Create a static library in iOS!

Create a static library in iOS!

If you’ve been developing for iOS for some time, you probably have a decent set of your own classes and utility functions that you reuse in most of your projects.

The easiest way to reuse code is simply to copy/paste the source files. However, this can quickly become a maintenance nightmare. Since each app gets its own copy of the shared code, it’s difficult to keep all the copies in synch for bugfixes and updates.

This is where static libraries come to the rescue! A static library is a package of classes, functions, definitions and resources, which you can pack together and easily share between your projects.

In this tutorial you will get hands-on experience creating your own universal static library, using two different methods.

To get the most of this tutorial, you should be familiar with Objective-C and iOS programming.
Knowledge of Core Image is not needed, but it would help if you’re curious about how the sample application and the filtering code in the library works.
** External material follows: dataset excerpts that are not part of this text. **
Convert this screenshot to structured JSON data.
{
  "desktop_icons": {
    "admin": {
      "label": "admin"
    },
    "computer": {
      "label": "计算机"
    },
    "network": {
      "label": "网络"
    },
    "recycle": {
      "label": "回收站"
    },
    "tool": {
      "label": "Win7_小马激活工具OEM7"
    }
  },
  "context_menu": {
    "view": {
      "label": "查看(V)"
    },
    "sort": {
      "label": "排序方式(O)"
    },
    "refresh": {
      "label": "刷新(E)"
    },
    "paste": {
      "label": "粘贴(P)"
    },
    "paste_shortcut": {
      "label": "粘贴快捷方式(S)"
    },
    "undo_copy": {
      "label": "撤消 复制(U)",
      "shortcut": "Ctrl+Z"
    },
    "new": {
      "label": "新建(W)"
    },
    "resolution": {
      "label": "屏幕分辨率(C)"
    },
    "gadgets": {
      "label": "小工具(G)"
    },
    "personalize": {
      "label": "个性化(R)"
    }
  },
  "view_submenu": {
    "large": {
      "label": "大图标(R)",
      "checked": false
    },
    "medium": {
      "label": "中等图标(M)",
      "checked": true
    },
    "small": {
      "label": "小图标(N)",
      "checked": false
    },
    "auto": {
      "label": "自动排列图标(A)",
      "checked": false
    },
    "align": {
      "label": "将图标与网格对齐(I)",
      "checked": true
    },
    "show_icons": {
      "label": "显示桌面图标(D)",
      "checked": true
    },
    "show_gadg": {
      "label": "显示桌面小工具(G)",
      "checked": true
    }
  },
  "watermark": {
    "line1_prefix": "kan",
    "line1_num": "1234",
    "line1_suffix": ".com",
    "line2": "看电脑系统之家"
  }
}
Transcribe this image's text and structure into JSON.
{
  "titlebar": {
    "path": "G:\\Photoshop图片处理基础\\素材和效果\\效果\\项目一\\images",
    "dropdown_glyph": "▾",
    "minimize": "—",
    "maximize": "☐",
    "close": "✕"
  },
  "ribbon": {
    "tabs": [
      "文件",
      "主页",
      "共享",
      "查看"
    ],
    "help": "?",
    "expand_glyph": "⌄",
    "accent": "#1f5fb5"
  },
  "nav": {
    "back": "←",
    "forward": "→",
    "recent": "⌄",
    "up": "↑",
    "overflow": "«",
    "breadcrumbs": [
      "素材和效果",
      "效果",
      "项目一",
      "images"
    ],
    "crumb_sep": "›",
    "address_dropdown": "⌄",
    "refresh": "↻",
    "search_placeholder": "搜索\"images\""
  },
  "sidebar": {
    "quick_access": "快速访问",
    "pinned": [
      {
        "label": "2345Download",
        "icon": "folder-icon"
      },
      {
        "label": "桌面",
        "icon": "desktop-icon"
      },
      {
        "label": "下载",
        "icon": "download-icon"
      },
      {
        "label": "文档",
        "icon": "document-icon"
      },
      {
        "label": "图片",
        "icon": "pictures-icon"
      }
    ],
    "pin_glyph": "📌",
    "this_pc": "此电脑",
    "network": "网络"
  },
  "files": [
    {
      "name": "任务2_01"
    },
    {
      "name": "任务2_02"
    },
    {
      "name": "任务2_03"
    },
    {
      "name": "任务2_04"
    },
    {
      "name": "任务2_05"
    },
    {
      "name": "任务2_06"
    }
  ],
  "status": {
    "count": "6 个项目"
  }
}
Get ready to reduce, reuse, and recycle your code in the name of efficiency!

Why Use Static Libraries?

You might want to create a static library for different reasons. For example:

  • You want to bundle a number of classes that you and/or your colleagues in your team use regularly and share those easily around.
  • You want to be able to keep some common code centralized so you can easily add bugfixes or updates.
  • You’d like to share a library with a number of people, but not allow them to see your code.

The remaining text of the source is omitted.